Religious literalists suffer from analogous defects, failing to see the empirically predictive nature of some of their assertions and refusing to recognize the human and historical character of the religious claims they make. Even God’s revelation, Haught notes, is communicated in human terms—treasure in earthen vessels.

Haught calls for all partners in the conversation to recognize that explanations of natural phenomena, including the human, can function on a variety of “levels” and that these levels need not compete with one another. He adds his voice to such balanced explorers of religion and science as John Polkinghorne, Ian Barbour and Arthur Peacocke. He shares with them a view of God akin to that of process theology: God as a divine Being engaged in the process of natural becoming without being identical with it; a divine Being marked by vulnerability and engaged in a suffering love for the world and all its creatures.

Haught believes that science does have important implications for theology. Scientific knowledge of the evolutionary process calls forth an awareness of its complexity, chaos and radically unfinished nature. Seen in this light, the Christian affirmation of providence focuses strongly on the future and issues in the virtue of hope. God does not “design” nature in the manner expected by the intelligent-design school, but rather calls forth the potentialities of nature in an ever increasing flow of creativity and empathy for creatures.

The real depth of nature lies in its relation to divine creativity and its expression of divine love. Human beings are called by their very nature as creatures to participate in an ongoing, open-ended process. In doing so, we are able to come to a deeper consciousness of divine love, to choose freely to cooperate with it, and thereby to contribute to the flourishing of the creation.
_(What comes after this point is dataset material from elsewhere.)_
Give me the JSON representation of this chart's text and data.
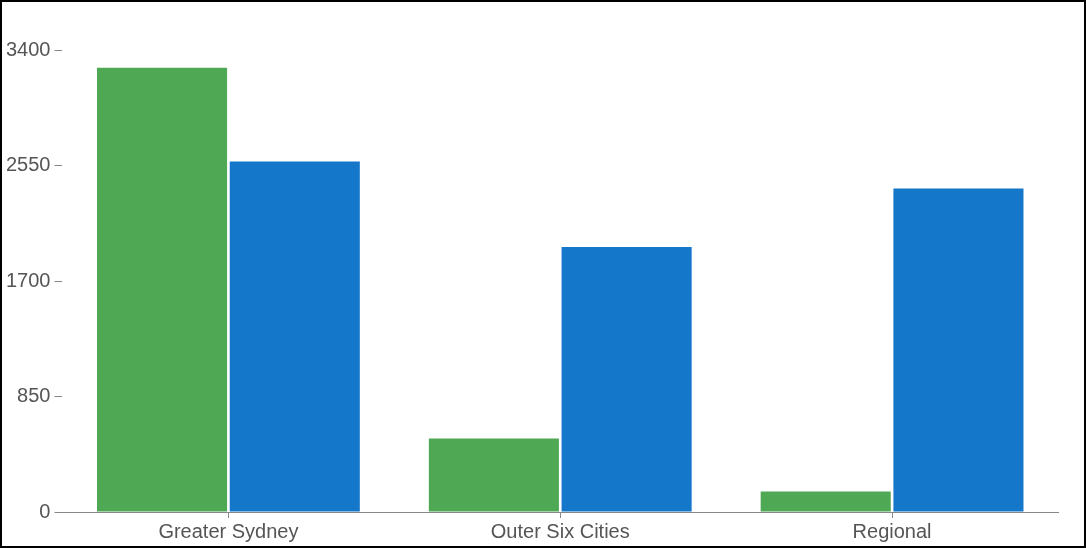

Readers of Haught’s previous work, especially God After Darwin, will already have come to appreciate the care with which he writes, the respect with which he treats his subject matter, and the love for nature and humanity that pervades his work. Deeper Than Darwin is intended for a broad readership. Haught is able to make complex arguments comprehensible to interested nonspecialists. He is a model public theologian whose work deserves attention and appreciation.